Sometimes a kind soul would hurl abuses at the family and Manu was given a bath and his head was shaved. Poeple fed him as you would an animal, if we got too hungry he would rummage through garbage dumps. People would shun him. His sister in law would send him to beg at the local temple and promptly appropriate the few coins that would be in his torn pocket. Everyone would commiserate on is miserable plight and wish him to die wondering what sin he must have committed for such a life.
But he soldiered on, weathering all storms, spending nights in the bitter cold, lying alone after a severe epileptic fit, dehydrated under the scorching sun, bearing all abuse and not giving up life as if he knew that it was not yet over and that something would happen the next day. God ways are mysterious and he had a plan for him. Manu the seemingly useless, pathetic, forsaken soul had his own mission, one that still needed to be unravelled and though he could not express it, he knew he had to carry on.

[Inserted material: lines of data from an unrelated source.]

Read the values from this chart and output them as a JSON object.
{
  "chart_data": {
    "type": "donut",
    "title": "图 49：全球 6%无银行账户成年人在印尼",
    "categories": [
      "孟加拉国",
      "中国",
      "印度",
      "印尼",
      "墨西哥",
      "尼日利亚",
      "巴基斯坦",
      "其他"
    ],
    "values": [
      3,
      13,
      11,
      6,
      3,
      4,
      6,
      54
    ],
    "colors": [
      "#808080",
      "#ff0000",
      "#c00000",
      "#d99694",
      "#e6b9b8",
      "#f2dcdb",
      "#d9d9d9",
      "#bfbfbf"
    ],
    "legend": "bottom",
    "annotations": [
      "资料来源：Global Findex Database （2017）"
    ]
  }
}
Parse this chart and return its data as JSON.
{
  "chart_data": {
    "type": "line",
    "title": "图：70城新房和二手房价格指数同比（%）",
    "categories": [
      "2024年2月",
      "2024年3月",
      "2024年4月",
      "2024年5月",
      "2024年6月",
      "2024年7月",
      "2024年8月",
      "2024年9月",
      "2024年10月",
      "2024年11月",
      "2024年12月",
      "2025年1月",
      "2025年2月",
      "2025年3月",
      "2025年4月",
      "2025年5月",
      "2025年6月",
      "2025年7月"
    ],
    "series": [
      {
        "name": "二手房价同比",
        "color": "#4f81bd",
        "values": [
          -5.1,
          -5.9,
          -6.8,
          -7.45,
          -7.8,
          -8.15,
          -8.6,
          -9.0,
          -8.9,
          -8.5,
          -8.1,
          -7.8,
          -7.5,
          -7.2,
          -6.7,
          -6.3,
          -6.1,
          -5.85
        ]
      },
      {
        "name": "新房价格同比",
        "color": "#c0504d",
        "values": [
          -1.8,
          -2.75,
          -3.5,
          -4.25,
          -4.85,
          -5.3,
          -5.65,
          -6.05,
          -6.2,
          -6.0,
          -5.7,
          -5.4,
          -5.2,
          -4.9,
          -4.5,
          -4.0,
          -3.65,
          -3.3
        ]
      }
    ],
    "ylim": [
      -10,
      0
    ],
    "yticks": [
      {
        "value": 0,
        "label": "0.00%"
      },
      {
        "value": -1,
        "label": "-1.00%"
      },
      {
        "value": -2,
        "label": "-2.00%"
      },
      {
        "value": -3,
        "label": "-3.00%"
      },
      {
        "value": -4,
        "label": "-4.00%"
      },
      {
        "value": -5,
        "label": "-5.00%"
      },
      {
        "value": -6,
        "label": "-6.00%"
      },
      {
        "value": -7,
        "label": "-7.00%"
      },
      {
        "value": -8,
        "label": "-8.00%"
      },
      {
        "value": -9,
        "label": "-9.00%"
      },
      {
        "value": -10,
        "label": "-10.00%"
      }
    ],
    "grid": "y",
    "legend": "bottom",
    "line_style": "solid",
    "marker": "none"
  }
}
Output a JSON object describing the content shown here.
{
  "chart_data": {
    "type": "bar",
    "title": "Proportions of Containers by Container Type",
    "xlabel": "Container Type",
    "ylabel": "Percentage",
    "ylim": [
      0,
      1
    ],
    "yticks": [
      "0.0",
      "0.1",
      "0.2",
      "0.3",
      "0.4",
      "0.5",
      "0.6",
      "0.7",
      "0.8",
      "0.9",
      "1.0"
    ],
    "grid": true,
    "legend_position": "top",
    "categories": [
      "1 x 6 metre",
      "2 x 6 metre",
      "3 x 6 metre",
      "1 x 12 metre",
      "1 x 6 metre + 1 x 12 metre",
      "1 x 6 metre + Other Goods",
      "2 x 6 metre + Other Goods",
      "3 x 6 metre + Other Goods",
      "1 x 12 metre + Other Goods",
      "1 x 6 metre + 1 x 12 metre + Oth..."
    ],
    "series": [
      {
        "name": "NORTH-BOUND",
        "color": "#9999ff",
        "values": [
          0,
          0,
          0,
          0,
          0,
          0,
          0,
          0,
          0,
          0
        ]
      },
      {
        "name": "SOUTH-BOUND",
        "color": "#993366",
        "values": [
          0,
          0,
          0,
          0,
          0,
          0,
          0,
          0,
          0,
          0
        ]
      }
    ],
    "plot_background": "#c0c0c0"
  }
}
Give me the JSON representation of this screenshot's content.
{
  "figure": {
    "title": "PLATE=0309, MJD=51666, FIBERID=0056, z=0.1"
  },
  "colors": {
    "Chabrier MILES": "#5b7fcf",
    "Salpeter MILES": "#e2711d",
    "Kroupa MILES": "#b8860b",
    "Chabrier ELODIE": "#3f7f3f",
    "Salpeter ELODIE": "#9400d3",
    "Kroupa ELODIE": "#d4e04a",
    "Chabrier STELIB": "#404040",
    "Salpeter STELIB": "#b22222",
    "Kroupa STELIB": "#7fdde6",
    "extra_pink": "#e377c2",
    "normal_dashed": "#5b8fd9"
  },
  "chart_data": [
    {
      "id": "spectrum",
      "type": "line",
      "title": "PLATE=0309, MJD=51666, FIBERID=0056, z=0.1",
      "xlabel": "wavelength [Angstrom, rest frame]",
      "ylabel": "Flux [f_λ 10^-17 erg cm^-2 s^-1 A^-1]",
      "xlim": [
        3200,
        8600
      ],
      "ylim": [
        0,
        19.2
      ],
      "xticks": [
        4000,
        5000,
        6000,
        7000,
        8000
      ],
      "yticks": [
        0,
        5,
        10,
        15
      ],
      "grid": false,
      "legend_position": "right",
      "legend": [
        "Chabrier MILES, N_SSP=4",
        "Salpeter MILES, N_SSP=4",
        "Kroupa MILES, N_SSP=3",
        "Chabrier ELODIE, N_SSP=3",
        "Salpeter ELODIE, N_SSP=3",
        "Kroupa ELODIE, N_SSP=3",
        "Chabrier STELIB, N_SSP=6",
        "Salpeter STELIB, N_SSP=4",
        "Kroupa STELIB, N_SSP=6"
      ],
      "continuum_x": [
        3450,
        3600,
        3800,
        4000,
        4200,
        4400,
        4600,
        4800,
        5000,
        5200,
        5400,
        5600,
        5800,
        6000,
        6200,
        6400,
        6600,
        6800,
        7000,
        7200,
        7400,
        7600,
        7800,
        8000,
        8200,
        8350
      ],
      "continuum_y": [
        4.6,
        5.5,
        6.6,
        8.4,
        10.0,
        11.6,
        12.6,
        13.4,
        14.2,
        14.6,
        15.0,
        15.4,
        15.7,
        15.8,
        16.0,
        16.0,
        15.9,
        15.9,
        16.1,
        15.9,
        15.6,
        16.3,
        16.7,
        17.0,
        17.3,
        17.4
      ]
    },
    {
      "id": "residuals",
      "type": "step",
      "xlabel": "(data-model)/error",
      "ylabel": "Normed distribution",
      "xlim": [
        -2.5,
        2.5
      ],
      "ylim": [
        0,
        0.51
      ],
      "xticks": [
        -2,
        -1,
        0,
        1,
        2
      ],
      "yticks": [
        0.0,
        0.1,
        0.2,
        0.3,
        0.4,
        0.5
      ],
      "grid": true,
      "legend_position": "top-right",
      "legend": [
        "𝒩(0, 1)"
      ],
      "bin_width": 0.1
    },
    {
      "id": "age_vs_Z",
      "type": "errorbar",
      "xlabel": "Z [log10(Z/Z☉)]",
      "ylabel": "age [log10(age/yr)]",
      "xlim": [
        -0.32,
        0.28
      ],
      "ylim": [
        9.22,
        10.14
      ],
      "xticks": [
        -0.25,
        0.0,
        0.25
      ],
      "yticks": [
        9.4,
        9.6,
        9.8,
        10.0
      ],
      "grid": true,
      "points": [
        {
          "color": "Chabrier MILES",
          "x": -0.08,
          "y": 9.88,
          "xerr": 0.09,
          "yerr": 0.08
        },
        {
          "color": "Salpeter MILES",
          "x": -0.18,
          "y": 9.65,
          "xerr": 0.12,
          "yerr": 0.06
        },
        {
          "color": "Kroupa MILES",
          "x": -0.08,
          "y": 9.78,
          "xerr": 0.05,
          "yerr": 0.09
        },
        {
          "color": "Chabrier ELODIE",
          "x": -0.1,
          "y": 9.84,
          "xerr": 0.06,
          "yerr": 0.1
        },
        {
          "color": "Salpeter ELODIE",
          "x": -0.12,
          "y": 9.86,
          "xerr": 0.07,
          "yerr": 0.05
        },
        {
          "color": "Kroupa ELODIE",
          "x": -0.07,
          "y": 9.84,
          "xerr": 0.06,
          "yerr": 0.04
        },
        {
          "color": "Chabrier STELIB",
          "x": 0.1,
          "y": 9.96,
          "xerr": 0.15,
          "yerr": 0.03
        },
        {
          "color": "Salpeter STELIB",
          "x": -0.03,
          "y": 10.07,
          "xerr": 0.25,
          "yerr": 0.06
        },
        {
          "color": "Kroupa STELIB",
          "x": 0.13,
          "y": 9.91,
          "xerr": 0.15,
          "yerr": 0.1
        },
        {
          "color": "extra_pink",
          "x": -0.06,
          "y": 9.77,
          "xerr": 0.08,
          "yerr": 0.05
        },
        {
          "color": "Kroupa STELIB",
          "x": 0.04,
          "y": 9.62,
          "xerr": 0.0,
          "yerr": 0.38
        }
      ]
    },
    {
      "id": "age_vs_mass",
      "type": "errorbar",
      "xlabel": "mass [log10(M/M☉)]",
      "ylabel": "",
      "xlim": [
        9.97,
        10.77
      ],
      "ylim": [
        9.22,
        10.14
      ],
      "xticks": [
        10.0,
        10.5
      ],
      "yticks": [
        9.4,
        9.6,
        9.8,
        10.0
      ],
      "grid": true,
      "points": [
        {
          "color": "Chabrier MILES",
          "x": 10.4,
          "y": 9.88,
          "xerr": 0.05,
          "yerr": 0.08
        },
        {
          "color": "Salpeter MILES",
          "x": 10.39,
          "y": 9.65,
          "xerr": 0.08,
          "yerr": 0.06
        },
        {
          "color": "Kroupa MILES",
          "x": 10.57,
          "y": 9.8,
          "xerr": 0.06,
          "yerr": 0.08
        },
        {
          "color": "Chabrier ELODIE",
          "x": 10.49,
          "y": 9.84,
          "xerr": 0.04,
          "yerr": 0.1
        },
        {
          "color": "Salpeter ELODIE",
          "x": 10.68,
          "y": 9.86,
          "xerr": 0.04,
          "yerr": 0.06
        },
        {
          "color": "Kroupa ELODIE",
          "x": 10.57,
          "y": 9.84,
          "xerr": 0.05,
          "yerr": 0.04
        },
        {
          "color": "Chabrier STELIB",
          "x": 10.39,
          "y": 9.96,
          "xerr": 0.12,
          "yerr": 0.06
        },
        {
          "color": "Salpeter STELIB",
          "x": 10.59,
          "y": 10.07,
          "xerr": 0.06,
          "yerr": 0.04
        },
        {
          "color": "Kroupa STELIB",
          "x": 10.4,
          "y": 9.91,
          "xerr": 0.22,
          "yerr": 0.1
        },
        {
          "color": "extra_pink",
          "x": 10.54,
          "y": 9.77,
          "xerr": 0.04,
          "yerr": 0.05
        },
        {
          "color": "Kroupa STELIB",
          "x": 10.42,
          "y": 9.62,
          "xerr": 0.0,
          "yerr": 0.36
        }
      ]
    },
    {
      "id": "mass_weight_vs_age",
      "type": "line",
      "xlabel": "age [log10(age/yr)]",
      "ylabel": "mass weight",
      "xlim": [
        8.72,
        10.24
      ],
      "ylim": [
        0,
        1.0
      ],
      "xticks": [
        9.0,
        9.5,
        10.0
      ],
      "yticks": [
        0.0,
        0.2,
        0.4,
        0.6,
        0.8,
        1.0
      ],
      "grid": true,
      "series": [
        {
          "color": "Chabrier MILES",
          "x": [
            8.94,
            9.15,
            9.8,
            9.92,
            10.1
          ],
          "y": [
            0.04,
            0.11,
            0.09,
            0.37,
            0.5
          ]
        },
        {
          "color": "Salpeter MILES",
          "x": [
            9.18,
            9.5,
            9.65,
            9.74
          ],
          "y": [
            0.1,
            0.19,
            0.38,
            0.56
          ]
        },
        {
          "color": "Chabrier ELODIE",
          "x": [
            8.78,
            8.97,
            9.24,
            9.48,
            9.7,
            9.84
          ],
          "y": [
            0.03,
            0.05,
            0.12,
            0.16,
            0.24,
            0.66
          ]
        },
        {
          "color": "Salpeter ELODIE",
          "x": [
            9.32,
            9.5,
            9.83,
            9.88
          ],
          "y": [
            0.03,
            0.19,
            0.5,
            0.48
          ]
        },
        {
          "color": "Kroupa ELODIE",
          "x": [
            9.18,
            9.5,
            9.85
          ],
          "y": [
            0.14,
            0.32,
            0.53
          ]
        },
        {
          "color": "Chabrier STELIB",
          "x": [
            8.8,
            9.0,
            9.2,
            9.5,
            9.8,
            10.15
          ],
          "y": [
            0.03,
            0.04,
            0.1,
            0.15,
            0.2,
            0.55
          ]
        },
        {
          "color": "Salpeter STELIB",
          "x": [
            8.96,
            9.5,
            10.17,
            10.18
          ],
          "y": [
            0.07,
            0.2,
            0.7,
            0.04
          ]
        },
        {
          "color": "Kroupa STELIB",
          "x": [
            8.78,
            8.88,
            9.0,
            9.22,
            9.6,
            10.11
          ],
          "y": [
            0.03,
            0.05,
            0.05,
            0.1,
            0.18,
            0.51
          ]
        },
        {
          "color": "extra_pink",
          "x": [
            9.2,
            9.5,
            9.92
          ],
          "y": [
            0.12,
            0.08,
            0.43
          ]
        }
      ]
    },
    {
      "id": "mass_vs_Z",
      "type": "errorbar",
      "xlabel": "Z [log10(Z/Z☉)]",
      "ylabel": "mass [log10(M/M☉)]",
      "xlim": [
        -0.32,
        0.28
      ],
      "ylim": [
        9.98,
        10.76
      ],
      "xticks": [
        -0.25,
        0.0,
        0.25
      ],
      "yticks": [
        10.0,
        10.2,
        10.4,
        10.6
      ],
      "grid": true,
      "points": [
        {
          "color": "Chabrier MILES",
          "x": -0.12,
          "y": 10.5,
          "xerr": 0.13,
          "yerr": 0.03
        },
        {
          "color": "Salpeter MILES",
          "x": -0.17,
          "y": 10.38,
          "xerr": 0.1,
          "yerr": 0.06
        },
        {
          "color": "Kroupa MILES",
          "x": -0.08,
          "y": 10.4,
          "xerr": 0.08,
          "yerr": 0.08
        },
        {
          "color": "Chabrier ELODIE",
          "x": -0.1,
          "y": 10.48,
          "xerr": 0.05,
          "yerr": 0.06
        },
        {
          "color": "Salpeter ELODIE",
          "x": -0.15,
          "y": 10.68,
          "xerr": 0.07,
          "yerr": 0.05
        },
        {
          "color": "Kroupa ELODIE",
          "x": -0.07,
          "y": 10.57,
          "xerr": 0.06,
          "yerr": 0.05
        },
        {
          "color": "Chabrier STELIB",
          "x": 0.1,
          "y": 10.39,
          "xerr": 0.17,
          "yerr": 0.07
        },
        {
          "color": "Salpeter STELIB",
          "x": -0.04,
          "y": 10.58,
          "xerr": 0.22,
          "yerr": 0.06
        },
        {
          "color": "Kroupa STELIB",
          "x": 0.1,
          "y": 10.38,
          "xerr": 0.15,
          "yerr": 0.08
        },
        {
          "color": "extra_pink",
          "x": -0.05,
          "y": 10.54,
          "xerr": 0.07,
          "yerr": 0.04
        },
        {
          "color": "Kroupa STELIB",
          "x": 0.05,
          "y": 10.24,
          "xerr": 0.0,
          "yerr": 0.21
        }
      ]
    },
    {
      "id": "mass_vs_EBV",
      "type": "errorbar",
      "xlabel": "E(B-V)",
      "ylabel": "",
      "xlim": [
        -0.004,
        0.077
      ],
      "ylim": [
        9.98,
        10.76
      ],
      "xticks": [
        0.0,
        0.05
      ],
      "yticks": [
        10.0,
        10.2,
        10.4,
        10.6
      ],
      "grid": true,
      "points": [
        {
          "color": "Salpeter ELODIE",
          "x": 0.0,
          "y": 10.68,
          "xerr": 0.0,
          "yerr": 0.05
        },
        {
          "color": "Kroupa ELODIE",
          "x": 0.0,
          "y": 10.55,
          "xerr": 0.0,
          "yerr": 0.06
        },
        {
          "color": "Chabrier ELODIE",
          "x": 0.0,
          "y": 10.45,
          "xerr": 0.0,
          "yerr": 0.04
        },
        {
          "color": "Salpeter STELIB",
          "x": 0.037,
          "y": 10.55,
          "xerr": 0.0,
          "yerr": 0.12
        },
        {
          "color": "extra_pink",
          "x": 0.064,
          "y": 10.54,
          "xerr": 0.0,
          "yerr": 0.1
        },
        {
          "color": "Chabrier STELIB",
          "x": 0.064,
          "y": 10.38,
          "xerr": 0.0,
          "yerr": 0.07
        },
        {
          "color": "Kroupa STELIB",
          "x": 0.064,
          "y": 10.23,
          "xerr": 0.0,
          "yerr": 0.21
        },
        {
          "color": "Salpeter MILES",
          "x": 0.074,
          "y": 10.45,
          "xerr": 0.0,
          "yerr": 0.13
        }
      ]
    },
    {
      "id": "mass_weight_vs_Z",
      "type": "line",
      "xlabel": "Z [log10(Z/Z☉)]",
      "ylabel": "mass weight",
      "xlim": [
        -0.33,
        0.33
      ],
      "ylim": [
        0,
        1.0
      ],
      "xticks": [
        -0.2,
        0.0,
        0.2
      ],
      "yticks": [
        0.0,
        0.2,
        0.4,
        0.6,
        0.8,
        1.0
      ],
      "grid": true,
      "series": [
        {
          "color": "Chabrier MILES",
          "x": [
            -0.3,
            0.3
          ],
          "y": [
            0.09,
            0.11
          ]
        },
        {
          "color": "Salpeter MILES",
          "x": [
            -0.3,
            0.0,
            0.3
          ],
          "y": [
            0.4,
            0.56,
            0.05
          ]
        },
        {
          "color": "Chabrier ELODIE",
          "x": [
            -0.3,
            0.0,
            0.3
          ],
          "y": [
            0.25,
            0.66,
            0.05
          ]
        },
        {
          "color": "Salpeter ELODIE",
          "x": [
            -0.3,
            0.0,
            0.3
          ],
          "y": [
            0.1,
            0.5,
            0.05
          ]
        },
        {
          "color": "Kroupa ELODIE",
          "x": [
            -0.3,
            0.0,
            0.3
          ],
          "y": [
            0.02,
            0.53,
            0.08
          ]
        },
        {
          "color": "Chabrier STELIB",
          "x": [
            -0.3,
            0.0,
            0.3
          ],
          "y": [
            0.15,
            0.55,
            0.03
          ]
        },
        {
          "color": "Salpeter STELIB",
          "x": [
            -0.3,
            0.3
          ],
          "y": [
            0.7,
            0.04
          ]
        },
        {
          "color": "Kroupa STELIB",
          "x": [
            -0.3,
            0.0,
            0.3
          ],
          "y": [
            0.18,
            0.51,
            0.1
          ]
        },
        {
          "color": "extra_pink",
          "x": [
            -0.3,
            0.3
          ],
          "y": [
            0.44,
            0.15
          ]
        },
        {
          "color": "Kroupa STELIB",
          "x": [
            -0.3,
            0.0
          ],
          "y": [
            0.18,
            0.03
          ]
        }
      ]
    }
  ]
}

Then one day someone came his way and stopped. In his eyes and the beginning of a smile she saw what she was looking for and felt that this was a blessed moment for both of them. In her mind flashed an image: Manu in his own home, having his own bed and living a life of dignity and hope. But the road to that dream was to be a long one. And all along the way many lives would be transformed. Manu’s life changed slowly. And though he was safe during the day, his nights were still spent roaming lonely streets.
Soon he had friends just like him who reached out to him. Warm meals came his way as well as a daily bath. He learnt to dance, to sing, to learn basic skills. He went for outings and birthday parties and even the movies. But the final destination seemed still a chimera. Then some time back the idea of foster care home emerged and it was with incomprehensible fervour that all worked towards its creation.
Two days back Manu had his home. A soft bed, a TV, roomies, caretakers who became pals. Everyone wondered how he would react to this new life so different from the one he had lived for years. But all fears were set aside as he spent his first night sleeping like a baby after having watched TV and eaten a warm meal. Yesterday evening Manu even took charge of his home as he ordered the evening meal of potatoes and rotis, his favourite treat and even asked to call Shamika and tell her what he had done. Like all fairy tales, this one too must end with: and he lived happily forever!
I must confess that after that telephone call, both Shamika and I wept like babies!